= AJ Kerr =

Alastair James Kerr (18 January 1922 in Biggar, South Lanarkshire, Scotland – 27 September 2010 in Grahamstown, South Africa) was an Advocate of the High Court of South Africa, Professor Emeritus and Fellow at Rhodes University, and one of South Africa's legal scholars.

== Life ==
Although "a proud Scot," Kerr spent most of his eighty-eight years in South Africa. He grew up at Fort Hare University, where his father, Alexander Kerr, was the founding principal, and registered for a Bachelor of Arts at what was then known as the Rhodes University College in 1939. He completed his postgraduate degree (LLB) at the University of the Witwatersrand in 1949, and returned to Rhodes as a lecturer in the department of law in 1955. Promoted to senior lecturer in 1958, he attained the rank of professor of law on 1 October 1968, and was head of the department of law from 1 June 1984 to 31 December 1987, and dean of the faculty from 1 June 1984, to 30 June 1990. He acted as vice-principal for three periods and as principal of the university for short periods when both the vice principal and principal were absent from Grahamstown.

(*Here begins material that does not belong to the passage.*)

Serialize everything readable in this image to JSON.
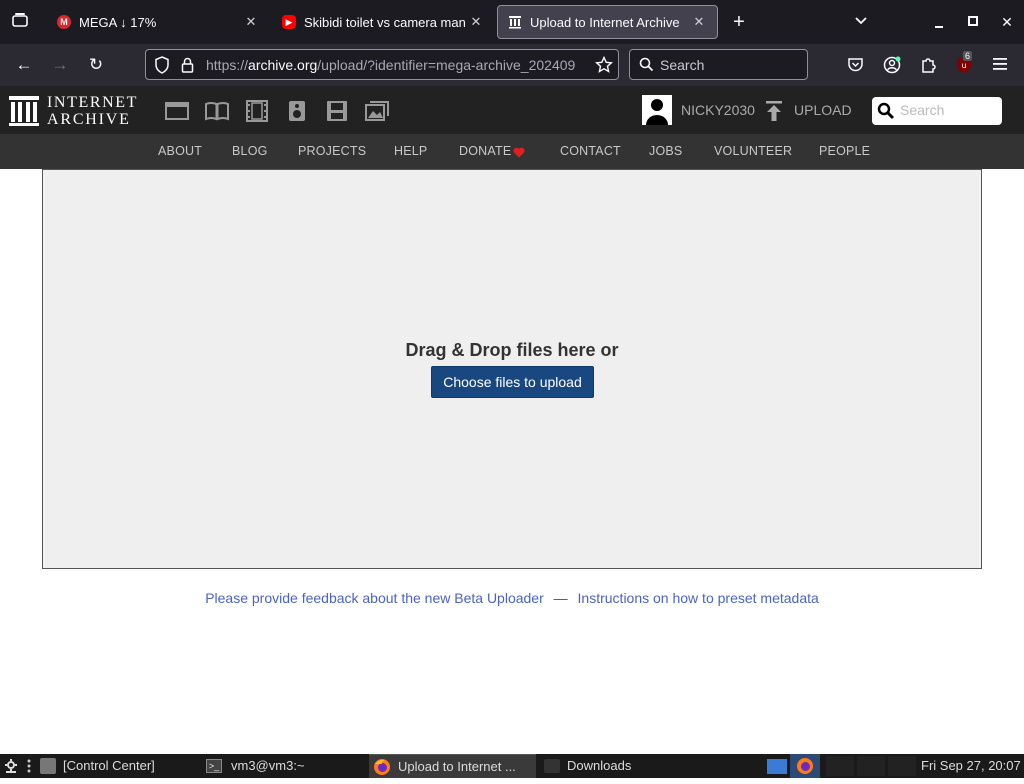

On 8 February 1993, in recognition of his services to South African law, State President Frederik Willem de Klerk conferred on him letters patent, making Kerr then one of only eleven academic lawyers in South Africa to attain the honorary status of Senior Counsel. In recognition of his service to Rhodes, Kerr was awarded the degree of Doctor of Laws (honoris causa) in 1995, thus following in the footsteps of his father, who had been awarded an LLD (hc) by Rhodes in 1961. He retired in 1990 but retained an office in the faculty, remaining its most prolific author until, in 2010, the 71st year of his association with the university, he was hospitalised for heart surgery. On 27 September, Kerr sustained head injuries in a fall and died in Grahamstown.

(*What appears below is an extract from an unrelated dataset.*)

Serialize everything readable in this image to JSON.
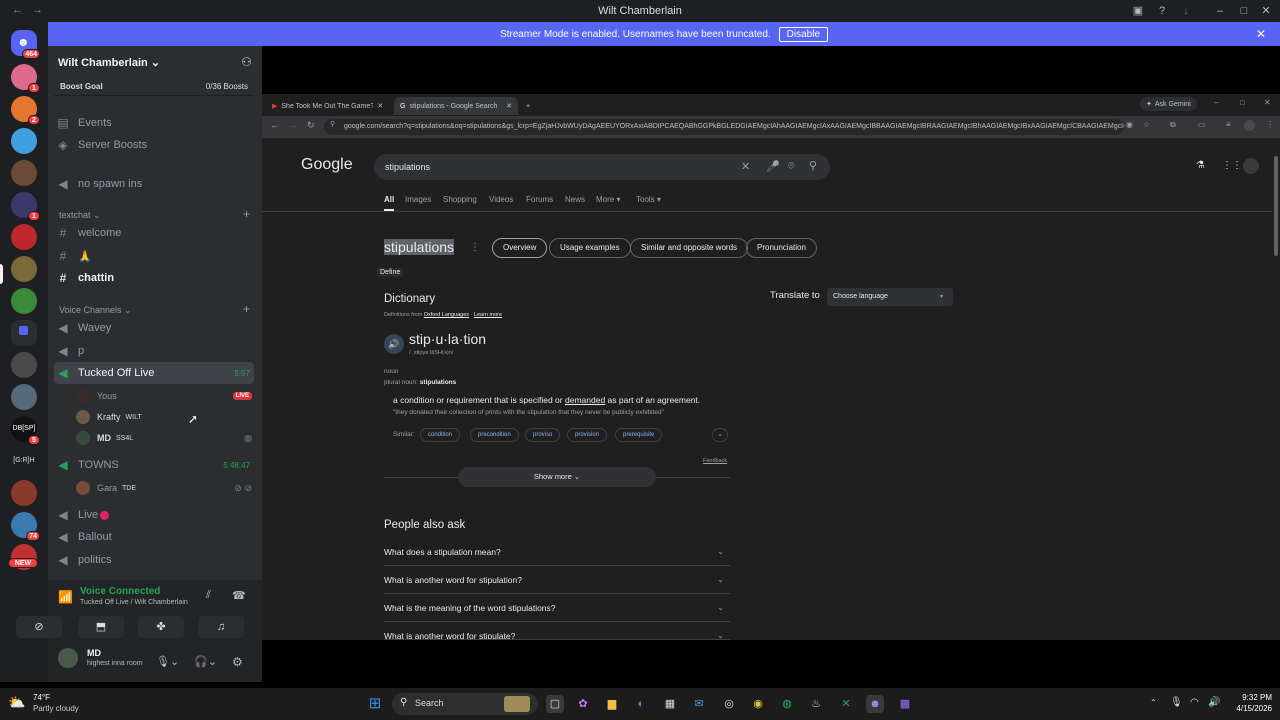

Graham Glover, associate professor of law at Rhodes, and for many years Kerr's protégé, described him as "one of the most formidable intellects in the South African legal system" and "one of the country's leading authorities of the law of contract and customary law."

== Research interests ==
Kerr's research interests embraced contract, agency, sale, lease and customary law. His first two books were Native common law of immovable property in South Africa (1953) and The Native Law of Succession in South Africa (1961). These two works were later combined under the title The Customary Law of Immoveable Property and of Succession, which has run to three editions. In 1963, his jurisprudential work, Law and Justice, a Christian Exposition, was published.

Perhaps his best-known and most influential books are The Principles of the Law of Contract, now in its sixth edition (2002); The Law of Agency, his PhD thesis, now in its third edition (1991); and The Law of Lease (1969), which has been subsumed into a larger work entitled The Law of Sale and Lease, now in its third edition (2004). Kerr also wrote a smaller, two-volume work, Introduction to the Law of Contract (1994), now in its second edition, designed for commercial law students, as well as the preliminary note to the "Lease" section of The South African Encyclopaedia of Farms and Precedents other than Court Forms.

Kerr was also responsible for the chapter on "Customary Family Law" in Butterworths' Family Law Service (edited by Brigitte Clark), the contributions on Sale in The Law of South Africa (vol. XXIV, edited by Professor Willem A. Joubert) and the re-issue of that volume, along with the contributions on lease in the First Re-issue Vol 14 (the original text having been by JG Lötz). Kerr published well over 100 items in leading law journals and other periodicals.

== Bibliography ==
- Native common law of immovable property in South Africa: with an examination of legislation in force in the Ciskeian Territories of the Cape Province (Butterworths, 1953).
- Alastair James Kerr (1961). "The native law of succession in South Africa: with special reference to the Nguni tribes of the Ciskeian and Transkeian Territories and Natal"
- Alastair James Kerr (1990). "The customary law of immovable property and of succession"
- Alastair James Kerr (1963). "Law and justice: a Christian exposition"
- Alastair James Kerr (2002). "The Principles of the Law of Contract"
- Alastair James Kerr (1979). "The Law of Agency"
- Alastair James Kerr (1969). "The law of lease"
- Alastair James Kerr (2004). "The Law of Sale and Lease"
- Introduction to the Law of Contract, vol. i (Grocott & Sherry, 1994).